Mengalihkan topik pembicaraan
Ketika dikonfrontasi, gaslighter sering mengganti topik atau balik bertanya. Hal ini membuat korban merasa percuma melanjutkan diskusi, hingga akhirnya memilih diam.
Menyalahkan korban
Blame-shifting atau menyalahkan korban menjadi strategi umum. Pelaku berkata, “Kalau kamu tidak bikin aku marah, aku enggak akan begitu.” Padahal, kesalahan tetap ada pada pelaku.
Menggunakan kata-kata manis sebagai senjata
Janji manis seperti “Aku sayang kamu, aku enggak akan menyakitimu” sering dilontarkan untuk menenangkan korban. Namun, perilaku toksik tetap berulang.
Menyebarkan gosip dan merusak reputasi
Pelaku tidak selalu menyerang langsung. Mereka bisa menyebarkan gosip agar korban terlihat buruk di mata orang lain, bahkan membuat seakan-akan semua orang berpikir negatif tentang korban.
Membuat korban meragukan diri sendiri
Inilah dampak paling serius. Chait menegaskan bahwa korban bisa kehilangan kepercayaan pada insting dan pikiran mereka sendiri setelah terus-menerus menerima perlakuan gaslighting.
Dampak Gaslighting pada Kesehatan Mental
Gaslighting yang terus berlangsung dapat merusak kepercayaan diri dan kestabilan emosional. Korban bisa merasa tidak layak, bingung membedakan kebenaran, bahkan kehilangan arah dalam mengambil keputusan.
Beberapa efek psikologis yang umum muncul antara lain kecemasan, depresi, stres berkepanjangan, hingga trauma emosional. Dalam jangka panjang, korban mungkin kesulitan membangun hubungan sehat karena rasa percaya dirinya sudah hancur.
Lebih parah lagi, gaslighting dapat membuat korban merasa seolah tidak punya siapa-siapa. Ketika dukungan sosial diputus, mereka hanya bergantung pada pelaku. Kondisi ini memperkuat siklus manipulasi, membuat korban semakin sulit keluar dari lingkaran toksik.
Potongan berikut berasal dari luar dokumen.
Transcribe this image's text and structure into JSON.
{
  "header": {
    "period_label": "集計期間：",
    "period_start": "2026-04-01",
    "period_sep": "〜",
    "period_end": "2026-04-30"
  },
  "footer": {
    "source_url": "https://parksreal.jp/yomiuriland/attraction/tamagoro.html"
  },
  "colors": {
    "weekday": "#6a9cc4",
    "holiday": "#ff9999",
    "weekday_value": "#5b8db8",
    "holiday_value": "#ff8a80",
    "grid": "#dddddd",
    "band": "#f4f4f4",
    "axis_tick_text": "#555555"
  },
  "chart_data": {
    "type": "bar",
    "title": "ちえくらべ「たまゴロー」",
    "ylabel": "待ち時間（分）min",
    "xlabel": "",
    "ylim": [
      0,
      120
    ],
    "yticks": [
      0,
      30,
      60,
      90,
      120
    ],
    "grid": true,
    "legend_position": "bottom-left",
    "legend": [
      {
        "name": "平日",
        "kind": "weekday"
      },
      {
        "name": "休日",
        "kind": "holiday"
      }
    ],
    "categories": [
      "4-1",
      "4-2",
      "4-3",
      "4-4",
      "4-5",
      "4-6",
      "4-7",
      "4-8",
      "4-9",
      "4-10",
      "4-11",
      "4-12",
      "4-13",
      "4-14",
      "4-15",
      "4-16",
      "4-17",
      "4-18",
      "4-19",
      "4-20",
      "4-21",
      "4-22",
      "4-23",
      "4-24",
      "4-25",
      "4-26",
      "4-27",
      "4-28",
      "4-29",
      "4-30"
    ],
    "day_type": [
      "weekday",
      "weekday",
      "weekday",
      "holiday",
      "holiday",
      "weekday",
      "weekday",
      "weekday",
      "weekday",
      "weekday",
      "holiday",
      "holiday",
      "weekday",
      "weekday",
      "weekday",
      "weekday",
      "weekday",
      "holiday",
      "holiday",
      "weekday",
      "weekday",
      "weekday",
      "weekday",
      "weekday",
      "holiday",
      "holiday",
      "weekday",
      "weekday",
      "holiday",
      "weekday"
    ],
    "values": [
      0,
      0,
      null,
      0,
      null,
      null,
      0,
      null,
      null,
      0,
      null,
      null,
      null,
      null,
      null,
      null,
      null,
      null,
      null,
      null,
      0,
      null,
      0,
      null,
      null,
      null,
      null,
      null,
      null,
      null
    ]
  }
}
Bagaimana Melindungi Diri dari Gaslighting?
Langkah pertama adalah menyadari tanda-tandanya. Jika sering merasa bingung, bersalah tanpa alasan jelas, atau terus-menerus meragukan diri sendiri setelah berinteraksi dengan seseorang, bisa jadi ada gaslighting yang sedang terjadi.
Penting juga untuk mencatat kejadian yang dirasa janggal. Dengan catatan ini, korban dapat memiliki bukti nyata sehingga tidak mudah dikelabui. Selain itu, berbicara dengan orang terpercaya, seperti teman dekat atau keluarga, bisa membantu melihat situasi lebih objektif.
Jika kondisi semakin berat, mencari bantuan profesional menjadi pilihan terbaik. Psikolog atau konselor dapat membantu korban memahami apa yang sedang dialami dan menyusun strategi keluar dari hubungan manipulatif.
Gaslighting bukan sekadar perbedaan pendapat dalam hubungan. Ia adalah bentuk manipulasi yang sistematis, yang perlahan mengikis kepercayaan diri dan kewarasan korban. Dengan mengenali tandanya, kita bisa melindungi diri sendiri maupun orang lain dari bahaya yang lebih besar.
Seperti ditegaskan Sari Chait, gaslighting adalah alat untuk menguasai orang lain. Oleh karena itu, kesadaran, dukungan sosial, dan keberanian untuk mencari bantuan menjadi kunci utama agar korban tidak terjebak lebih lama dalam siklus manipulasi berbahaya ini.